If a tree falls on the fairway of a famous golf hole, does anybody notice? They sure do.
They also notice when it gets replaced.
On Thursday, Pebble Beach Golf Links posted photos of a fresh addition to its 18th hole, where a second cypress tree has been planted, replacing one that toppled during a Dec. 11, 2014 winter storm. The work restores a feature that had long complicated tee shots and layups on the fabled par-5 finisher.
The replacement tree came from the 17th hole at nearby Spyglass Hill. It now stands in the same spot once occupied by the storm-felled tree, roughly 30 yards closer to the green than its companion pine.
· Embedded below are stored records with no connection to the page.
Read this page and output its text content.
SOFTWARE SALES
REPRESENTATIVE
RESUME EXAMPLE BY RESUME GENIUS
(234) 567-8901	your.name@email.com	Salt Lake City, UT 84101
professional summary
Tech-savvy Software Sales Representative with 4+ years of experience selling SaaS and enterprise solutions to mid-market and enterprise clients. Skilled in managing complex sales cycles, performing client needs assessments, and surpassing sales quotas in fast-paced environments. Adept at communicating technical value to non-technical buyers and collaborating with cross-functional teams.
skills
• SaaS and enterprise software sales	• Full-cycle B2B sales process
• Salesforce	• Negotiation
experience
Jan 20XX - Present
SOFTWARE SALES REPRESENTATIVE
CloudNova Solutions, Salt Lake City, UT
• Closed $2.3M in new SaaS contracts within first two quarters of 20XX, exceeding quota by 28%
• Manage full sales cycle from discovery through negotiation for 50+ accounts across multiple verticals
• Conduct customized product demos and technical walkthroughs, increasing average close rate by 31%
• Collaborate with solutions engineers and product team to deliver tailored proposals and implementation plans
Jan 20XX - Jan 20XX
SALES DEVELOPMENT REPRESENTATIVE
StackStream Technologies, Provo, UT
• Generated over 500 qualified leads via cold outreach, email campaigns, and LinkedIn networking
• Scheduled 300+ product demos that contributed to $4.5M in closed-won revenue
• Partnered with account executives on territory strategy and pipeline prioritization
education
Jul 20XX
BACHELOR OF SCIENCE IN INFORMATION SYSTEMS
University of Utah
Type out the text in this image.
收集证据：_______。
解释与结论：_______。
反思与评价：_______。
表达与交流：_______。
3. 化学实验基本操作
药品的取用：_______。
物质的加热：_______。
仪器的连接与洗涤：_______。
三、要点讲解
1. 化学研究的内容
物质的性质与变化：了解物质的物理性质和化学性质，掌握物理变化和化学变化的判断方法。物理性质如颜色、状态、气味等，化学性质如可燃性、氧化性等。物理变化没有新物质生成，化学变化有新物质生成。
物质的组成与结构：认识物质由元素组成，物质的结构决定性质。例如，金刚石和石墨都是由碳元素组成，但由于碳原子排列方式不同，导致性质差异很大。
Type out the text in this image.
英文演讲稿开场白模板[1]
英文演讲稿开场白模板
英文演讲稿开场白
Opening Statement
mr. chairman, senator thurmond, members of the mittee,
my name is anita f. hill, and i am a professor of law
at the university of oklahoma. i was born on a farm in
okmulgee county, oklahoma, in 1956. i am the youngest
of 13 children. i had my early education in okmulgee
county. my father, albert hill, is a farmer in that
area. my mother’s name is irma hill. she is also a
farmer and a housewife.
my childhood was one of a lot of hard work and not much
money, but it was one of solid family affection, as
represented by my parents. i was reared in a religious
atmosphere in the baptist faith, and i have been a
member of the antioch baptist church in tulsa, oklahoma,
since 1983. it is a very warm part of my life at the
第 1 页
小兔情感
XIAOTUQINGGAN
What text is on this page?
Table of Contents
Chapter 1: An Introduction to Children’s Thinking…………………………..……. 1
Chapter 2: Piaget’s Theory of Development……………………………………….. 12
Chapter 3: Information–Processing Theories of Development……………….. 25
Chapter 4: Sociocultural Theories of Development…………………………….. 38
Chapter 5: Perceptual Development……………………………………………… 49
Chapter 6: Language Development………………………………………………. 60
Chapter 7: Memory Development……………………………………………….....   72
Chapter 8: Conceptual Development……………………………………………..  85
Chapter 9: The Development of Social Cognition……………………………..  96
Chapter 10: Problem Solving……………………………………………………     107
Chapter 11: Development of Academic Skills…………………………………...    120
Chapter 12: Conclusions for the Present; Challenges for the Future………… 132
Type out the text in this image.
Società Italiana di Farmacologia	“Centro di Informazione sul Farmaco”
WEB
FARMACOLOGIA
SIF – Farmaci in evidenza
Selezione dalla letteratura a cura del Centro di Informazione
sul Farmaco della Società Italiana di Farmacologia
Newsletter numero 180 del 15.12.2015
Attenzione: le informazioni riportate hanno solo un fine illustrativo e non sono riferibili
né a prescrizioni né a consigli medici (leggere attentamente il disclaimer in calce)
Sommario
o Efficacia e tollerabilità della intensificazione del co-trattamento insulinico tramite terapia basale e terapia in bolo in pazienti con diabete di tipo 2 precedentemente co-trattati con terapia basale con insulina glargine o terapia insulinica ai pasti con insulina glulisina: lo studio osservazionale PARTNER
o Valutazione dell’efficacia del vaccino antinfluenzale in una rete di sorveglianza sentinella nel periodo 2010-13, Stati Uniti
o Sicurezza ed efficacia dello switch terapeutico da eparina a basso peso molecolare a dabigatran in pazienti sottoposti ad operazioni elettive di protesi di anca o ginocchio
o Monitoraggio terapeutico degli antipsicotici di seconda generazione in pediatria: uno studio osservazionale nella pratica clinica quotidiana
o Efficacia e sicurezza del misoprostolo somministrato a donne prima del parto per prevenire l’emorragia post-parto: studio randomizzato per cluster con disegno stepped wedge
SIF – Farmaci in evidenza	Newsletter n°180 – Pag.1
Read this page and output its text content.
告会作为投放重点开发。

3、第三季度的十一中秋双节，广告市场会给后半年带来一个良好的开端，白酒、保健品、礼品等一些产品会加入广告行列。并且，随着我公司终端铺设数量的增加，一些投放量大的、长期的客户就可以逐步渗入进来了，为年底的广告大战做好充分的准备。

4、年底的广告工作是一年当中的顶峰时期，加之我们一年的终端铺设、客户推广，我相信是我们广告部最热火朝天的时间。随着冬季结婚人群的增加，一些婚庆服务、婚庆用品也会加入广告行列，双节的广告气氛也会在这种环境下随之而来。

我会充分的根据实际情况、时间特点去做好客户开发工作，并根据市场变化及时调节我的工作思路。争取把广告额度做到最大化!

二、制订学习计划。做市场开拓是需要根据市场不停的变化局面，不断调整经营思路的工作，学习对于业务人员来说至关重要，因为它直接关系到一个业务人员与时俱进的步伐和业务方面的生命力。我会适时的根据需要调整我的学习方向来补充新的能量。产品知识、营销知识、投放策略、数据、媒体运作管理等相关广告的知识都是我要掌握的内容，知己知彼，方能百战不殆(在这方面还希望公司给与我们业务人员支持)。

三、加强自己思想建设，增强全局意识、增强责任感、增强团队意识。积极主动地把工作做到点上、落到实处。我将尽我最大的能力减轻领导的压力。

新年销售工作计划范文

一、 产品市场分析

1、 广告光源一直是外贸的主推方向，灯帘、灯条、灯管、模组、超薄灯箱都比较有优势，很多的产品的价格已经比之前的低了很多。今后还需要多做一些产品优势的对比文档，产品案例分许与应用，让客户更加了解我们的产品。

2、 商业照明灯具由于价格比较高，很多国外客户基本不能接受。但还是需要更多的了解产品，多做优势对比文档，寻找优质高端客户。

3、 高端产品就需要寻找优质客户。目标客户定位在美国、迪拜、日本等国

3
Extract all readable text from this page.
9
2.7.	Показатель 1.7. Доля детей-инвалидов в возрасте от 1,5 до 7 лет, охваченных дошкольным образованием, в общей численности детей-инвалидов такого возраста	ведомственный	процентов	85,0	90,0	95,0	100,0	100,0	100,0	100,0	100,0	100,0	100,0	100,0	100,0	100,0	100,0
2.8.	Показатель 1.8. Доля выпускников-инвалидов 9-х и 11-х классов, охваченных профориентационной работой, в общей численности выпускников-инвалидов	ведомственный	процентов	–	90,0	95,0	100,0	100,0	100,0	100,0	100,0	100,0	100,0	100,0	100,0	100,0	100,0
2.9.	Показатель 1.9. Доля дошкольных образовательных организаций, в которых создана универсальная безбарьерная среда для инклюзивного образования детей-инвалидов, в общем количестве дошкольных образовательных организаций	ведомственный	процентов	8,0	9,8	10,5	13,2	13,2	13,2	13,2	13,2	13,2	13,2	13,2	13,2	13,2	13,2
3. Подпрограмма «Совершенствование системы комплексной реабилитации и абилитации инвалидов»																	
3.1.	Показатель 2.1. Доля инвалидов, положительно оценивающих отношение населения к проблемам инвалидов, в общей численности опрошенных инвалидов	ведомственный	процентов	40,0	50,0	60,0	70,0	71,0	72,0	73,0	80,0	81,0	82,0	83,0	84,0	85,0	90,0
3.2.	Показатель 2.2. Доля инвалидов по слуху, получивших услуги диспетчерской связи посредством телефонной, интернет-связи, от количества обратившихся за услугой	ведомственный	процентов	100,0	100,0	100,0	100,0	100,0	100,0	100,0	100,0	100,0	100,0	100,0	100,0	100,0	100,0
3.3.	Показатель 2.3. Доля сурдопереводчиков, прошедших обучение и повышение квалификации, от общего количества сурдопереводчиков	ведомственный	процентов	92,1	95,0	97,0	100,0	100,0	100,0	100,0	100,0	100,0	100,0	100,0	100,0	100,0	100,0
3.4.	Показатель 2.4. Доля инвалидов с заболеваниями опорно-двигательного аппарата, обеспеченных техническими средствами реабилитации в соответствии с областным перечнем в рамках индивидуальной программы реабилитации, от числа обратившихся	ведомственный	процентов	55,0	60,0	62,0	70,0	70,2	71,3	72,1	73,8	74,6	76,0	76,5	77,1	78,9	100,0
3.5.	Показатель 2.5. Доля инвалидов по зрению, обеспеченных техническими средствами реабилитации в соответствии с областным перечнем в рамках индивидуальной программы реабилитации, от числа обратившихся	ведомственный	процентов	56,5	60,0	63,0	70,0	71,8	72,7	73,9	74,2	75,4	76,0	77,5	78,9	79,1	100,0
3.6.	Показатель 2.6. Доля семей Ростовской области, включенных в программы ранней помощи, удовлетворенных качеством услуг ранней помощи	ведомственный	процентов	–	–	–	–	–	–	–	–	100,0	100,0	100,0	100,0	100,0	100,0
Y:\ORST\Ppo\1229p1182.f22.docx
Ranked 15th on GOLF’s list of Top 100 Courses in the World, Pebble Beach opened in 1919 and has evolved over more than a century of life, undergoing tweaks both subtle and significant. In 1997, for instance, Jack Nicklaus was hired to build a new par-3 5th hole, a change that brought the hole to the edge of the bluffs overlooking Stillwater Cove.
Since 2010 alone, the course has undergone a slew of additional refinements — longer tees on the 2nd and 9th holes, restored bunkers, and recontoured greens designed to revive classic features and open up new hole locations.
The tree planting comes as Pebble fine-tunes the course ahead of the 2027 U.S. Open, which it will host for a record seventh time.
This is not the first time an iconic tree has been replaced at Pebble. In 2002, an 80-foot Monterey cypress was planted beside the 18th green, taken from the 1st hole to replace the original, which had died of pitch canker disease. That replanting — digging a giant hole, maneuvering a giant root ball into place — was something of a spectacle.